- Official release poster
- Directed by: Bhargav Saikia
- Written by: Harsh Vaibhav
- Produced by: Bhargav Saikia
- Starring: Prasanna Bisht; Mansi Multani; Javed Khan King; Shernaz Patel; Siddharth Shaw; Swaroopa Ghosh;
- Cinematography: Siddharth Sivasankaran A. Vasanth
- Edited by: Himanshu Saikia
- Music by: Advait Nemlekar
- Production company: Lorien Motion Pictures;
- Release dates: January 2025 (IFFR); 9 October 2026;
- Country: India
- Languages: Hindi English Nepali Boksirit

= Bokshi =

2025 Indian film

Bokshi is a 2025 Indian folk horror film directed and produced by Bhargav Saikia and written Harsh Vaibhav. It stars Prasanna Bisht, Javed Khan King, Mansi Multani, Shernaz Patel, Siddharth Shaw and Swaroopa Ghosh.
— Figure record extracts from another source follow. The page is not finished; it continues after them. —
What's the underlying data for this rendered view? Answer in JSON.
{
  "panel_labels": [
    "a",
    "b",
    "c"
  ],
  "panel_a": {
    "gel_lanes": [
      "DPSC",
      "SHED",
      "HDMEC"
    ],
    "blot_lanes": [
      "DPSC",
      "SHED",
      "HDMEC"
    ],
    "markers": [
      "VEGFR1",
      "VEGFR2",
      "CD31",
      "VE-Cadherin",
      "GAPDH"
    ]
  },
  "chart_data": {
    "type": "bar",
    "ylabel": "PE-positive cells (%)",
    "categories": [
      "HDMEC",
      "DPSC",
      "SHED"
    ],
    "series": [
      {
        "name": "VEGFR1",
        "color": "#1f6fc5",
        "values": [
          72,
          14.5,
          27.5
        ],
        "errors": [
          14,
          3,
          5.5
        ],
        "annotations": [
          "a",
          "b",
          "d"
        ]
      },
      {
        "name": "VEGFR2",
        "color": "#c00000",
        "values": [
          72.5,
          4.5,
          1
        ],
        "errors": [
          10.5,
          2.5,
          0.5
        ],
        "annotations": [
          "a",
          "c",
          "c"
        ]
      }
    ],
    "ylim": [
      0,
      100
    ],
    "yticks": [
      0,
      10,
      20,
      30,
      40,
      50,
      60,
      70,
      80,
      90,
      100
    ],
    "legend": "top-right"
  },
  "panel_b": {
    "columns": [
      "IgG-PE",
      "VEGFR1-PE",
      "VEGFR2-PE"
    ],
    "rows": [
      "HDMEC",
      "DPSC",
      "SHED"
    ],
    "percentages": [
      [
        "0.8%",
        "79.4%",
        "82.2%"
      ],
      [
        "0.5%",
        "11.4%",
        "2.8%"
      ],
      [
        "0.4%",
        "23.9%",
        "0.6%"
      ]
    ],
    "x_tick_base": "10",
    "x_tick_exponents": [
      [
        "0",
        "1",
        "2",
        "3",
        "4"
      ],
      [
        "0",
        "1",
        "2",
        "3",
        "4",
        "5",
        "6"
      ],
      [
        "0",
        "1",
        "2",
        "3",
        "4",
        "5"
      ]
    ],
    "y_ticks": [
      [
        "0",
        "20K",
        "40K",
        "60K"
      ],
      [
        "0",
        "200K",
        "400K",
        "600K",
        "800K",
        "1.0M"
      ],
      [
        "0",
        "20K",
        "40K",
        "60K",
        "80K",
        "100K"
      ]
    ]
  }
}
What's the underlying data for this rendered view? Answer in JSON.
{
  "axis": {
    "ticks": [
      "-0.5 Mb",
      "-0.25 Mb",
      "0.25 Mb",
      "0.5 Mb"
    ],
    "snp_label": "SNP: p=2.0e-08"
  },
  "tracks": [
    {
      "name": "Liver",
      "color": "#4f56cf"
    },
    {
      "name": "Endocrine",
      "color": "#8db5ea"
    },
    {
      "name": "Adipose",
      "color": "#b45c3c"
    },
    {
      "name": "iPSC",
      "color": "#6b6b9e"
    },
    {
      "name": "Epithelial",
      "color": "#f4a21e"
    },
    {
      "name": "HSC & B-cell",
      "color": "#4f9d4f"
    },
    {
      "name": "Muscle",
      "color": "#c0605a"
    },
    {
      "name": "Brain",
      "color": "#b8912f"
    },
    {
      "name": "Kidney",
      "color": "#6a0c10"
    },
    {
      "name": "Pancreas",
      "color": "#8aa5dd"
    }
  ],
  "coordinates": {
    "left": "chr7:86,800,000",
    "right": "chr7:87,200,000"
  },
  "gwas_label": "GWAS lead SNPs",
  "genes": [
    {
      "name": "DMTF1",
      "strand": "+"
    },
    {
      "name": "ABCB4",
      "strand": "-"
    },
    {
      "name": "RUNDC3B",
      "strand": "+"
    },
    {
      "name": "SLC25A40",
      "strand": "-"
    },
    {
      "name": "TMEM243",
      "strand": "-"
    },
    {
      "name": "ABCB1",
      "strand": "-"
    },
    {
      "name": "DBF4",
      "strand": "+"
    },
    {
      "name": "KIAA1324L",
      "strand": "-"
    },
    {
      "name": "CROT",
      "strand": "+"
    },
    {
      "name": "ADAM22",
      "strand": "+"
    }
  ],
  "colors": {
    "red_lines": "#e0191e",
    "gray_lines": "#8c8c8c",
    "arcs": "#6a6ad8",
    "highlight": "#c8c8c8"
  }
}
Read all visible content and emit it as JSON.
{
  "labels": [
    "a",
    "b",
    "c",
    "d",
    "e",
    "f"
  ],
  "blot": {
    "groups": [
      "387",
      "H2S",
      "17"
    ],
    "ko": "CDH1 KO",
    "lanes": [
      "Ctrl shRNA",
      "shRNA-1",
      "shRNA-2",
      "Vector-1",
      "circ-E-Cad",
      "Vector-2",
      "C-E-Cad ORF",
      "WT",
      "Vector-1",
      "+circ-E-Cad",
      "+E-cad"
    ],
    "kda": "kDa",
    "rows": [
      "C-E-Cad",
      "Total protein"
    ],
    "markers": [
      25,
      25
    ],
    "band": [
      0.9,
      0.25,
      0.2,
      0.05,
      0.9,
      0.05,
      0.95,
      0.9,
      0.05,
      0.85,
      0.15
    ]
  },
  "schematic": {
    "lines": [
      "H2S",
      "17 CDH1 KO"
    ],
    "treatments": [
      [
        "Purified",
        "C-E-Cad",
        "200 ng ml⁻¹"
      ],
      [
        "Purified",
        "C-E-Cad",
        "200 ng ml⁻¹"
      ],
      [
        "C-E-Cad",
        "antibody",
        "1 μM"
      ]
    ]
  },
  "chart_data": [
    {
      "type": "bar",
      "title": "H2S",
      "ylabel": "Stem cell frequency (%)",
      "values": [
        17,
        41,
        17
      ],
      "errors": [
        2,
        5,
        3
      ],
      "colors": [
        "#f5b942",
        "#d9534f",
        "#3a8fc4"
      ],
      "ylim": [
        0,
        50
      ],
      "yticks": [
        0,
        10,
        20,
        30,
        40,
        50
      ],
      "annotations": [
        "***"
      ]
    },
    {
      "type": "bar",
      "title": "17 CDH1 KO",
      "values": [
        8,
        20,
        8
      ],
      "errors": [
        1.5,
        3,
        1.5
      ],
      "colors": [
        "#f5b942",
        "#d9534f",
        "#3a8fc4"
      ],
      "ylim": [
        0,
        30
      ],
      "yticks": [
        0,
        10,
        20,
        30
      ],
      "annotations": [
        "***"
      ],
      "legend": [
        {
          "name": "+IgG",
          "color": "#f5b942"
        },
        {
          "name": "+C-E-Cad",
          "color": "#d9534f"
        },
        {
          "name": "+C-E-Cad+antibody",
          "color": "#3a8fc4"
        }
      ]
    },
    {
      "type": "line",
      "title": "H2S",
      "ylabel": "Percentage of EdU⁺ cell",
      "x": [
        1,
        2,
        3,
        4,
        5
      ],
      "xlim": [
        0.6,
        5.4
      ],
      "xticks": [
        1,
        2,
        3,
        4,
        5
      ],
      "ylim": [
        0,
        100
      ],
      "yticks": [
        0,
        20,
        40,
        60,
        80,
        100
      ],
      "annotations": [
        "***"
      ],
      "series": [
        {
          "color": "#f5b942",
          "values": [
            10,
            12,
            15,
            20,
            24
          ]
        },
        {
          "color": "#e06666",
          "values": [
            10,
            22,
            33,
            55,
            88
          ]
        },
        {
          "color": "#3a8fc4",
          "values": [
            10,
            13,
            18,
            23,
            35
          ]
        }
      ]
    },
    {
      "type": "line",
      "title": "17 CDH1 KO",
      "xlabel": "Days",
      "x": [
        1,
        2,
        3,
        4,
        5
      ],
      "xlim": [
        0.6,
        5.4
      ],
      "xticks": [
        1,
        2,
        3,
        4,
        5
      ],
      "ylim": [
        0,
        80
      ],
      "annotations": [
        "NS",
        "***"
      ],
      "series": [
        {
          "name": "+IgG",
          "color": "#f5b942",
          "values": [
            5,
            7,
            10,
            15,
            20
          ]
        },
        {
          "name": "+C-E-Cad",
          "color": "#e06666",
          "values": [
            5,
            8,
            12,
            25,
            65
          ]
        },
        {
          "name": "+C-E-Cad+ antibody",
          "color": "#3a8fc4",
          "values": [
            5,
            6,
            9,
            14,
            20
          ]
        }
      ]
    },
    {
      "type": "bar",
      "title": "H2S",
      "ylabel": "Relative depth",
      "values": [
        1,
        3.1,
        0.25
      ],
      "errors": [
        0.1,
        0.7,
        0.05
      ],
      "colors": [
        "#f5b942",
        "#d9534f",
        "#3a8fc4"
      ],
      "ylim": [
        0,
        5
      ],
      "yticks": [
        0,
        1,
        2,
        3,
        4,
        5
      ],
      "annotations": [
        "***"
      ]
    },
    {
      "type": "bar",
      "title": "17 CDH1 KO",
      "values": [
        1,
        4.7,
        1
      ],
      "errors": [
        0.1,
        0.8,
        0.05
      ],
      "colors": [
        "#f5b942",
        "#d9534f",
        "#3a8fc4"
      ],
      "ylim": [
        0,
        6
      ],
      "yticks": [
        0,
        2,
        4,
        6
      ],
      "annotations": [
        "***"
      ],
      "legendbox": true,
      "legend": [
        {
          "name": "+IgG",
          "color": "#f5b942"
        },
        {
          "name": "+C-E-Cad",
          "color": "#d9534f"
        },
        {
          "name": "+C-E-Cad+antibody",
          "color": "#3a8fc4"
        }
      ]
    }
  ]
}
The film premiered on several film festivals around the world.The film is set to have a theatrical release on 9 October 2026.

==Synopsis==
Haunted by the traumatic disappearance of her mother, Anahita finds solace in her history teacher, Shalini. But when an unconventional school excursion takes them to a mysterious prehistoric site, Anahita is forced to confront a terrifying destiny that has been waiting for her.

== Cast ==
- Prasanna Bisht as Anahita
- Mansi Multani as Shalini
- Shernaz Patel as Bokshi(voice)
- Siddharth Shaw as Rishav
- Swaroopa Ghosh as Kadambari
- Sandeep Dhabale as Avinash
- Rohit Tiwari as Lalit
- Kaushik Bharadwaj as Akash
- Javed Khan as King
- Dagi Ngomdir as Rebecca
- Himbarsha Das as Lopa
- Biru Tamang as Lakhpa
- Avishek Lama as Imay

==Production==
Bokshi marks the feature-film directorial debut of Assamese filmmaker Bhargav Saikia; the film was shot in the dense forests of Sikkim, with the remote landscape playing an important role in establishing its folk-horror atmosphere. The film is multilingual, featuring Hindi, English and Nepali, alongside Boksirit—a fictional language specially created for the film by Dutch linguist Jan van Steenbergen.

== Release ==
Bokshi premiered at 54th International Film Festival Rotterdam (IFFR).
Bokshi will release in the theatre on 9 October 2026.